According to a report from the Washington Post, Vladimir Putin has upset and enraged the citizens of his own country with his invasion of Ukraine, which has led to devastating sanctions that are crushing the Russian economy in a way that may take decades to recover.
As the Washington Post's Jeanne Whalen wrote, Russia made huge strides in becoming an integral part of the world's economy of the past thirty years only to see economic relationships go into a freefall as the world reacts to the unprovoked invasion.
Pointing to a meeting Putin attended in 2003 where he witnessed executives from British Petroleum agree to "a commitment to invest $6 billion in a Russian oil and gas venture," Whalen reports that that deal now lays in ruins twenty years later and the deal with the oil giant is just one piece of the economic collapse.
"Banks and insurance companies worldwide are cutting transactions with Russian counterparts," she wrote. "Computer chip manufacturers, shipping companies and a host of exporters are halting deliveries to Russia to comply with sanctions. Western nations are closing their skies and ports to Russian planes and vessels. European retailers are shuttering shops in Russia, and some oil traders are declining to buy Russian crude."
According to Konstantin Sonin, a Russian economist at the University of Chicago, Putin has only himself to blame.
"It took many years to become part of the world economy. Now most of this is destroyed, just flushed down the toilet in five days. And it cannot be easily undone,” he told the Post.
The economist pointed out that it is not only Russian oligarchs who are watching their fortunes be whittled down, but also a wide swath of Russian professionals and the upper-middle class who are being hammered.
"The shock is causing tumult at all levels of the Russian economy, from the largest companies to small- and medium-size businesses. Now Russian entrepreneurs with trading partners and bank accounts overseas worry that their assets will be frozen," the Post is reporting with Sonin adding "...the upper-middle-class entrepreneurs and professionals who will be 'totally devastated by this' number in the millions."

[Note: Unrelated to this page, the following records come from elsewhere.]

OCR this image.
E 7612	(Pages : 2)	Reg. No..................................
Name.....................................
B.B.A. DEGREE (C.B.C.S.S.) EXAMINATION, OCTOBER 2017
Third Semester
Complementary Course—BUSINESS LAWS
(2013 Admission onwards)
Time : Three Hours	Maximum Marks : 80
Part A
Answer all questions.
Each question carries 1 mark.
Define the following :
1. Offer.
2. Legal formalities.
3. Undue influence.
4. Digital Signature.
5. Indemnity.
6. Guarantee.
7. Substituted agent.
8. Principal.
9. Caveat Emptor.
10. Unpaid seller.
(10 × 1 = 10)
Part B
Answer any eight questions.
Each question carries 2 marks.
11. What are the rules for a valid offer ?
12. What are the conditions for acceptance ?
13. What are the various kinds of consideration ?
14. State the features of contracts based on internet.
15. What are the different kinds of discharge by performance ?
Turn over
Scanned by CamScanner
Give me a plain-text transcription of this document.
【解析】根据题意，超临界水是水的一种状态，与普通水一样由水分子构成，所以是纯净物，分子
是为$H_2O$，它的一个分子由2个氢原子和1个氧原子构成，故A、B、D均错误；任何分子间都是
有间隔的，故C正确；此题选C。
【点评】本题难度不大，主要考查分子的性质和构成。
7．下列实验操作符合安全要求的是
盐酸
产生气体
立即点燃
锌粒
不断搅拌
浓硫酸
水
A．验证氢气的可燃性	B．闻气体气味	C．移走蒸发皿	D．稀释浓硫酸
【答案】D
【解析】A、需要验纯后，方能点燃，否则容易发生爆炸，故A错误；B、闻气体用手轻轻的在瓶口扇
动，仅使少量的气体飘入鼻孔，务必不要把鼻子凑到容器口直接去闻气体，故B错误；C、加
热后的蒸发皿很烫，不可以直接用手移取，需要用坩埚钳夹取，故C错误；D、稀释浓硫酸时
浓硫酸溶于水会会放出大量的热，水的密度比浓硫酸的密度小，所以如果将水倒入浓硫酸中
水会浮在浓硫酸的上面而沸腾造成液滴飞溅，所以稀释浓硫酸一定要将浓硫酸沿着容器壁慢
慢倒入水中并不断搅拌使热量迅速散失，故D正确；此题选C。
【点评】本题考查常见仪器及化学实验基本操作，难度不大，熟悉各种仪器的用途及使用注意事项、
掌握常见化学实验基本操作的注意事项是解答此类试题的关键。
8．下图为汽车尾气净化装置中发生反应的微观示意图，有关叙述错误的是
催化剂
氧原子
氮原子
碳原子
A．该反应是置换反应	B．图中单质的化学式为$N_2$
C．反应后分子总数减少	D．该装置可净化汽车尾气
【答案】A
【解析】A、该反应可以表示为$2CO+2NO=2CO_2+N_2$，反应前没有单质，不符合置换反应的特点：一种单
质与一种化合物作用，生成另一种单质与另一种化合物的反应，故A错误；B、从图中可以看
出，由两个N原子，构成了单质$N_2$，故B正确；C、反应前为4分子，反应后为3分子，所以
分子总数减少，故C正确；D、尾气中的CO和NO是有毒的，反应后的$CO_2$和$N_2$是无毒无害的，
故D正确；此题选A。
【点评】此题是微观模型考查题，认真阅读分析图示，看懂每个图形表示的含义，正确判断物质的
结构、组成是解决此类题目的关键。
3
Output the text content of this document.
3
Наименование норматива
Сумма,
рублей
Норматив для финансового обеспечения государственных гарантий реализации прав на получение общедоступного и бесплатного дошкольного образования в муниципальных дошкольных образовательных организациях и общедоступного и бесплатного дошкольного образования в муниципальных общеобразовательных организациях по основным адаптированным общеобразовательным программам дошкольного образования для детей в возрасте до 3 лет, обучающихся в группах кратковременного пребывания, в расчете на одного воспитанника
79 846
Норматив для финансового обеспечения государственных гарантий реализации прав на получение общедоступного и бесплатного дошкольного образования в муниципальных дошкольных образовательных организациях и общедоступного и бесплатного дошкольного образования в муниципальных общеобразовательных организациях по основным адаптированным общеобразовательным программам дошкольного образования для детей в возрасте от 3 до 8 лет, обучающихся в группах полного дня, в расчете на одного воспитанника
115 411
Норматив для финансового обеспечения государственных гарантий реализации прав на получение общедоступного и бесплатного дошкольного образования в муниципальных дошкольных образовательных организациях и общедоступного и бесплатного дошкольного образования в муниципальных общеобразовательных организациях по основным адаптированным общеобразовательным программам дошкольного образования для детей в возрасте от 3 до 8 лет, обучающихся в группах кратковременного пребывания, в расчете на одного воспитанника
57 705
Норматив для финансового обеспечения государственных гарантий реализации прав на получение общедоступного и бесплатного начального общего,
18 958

“People cry while talking to each other. … Nobody actually knows what is going to happen,” lamented the economist.
The Post reported that one Russian business executive who didn't want to be named explained, "The effect is catastrophic. … Even labels are becoming more expensive, because the ink comes from overseas. In the space of one week … small business in Russia has half-died.”
Sergey Aleksashenko, a top official in Russia’s Finance Ministry in the 1990s, predicted a bleak future unless events change soon.
“Russia will pay an enormous price in the economy. … The future is very dark,” Aleksashenko stated. "If Putin stays in power another 10 or 15 years. I think by that time Russia will be more isolated from the global economy than it was in the time of the Soviet Union.”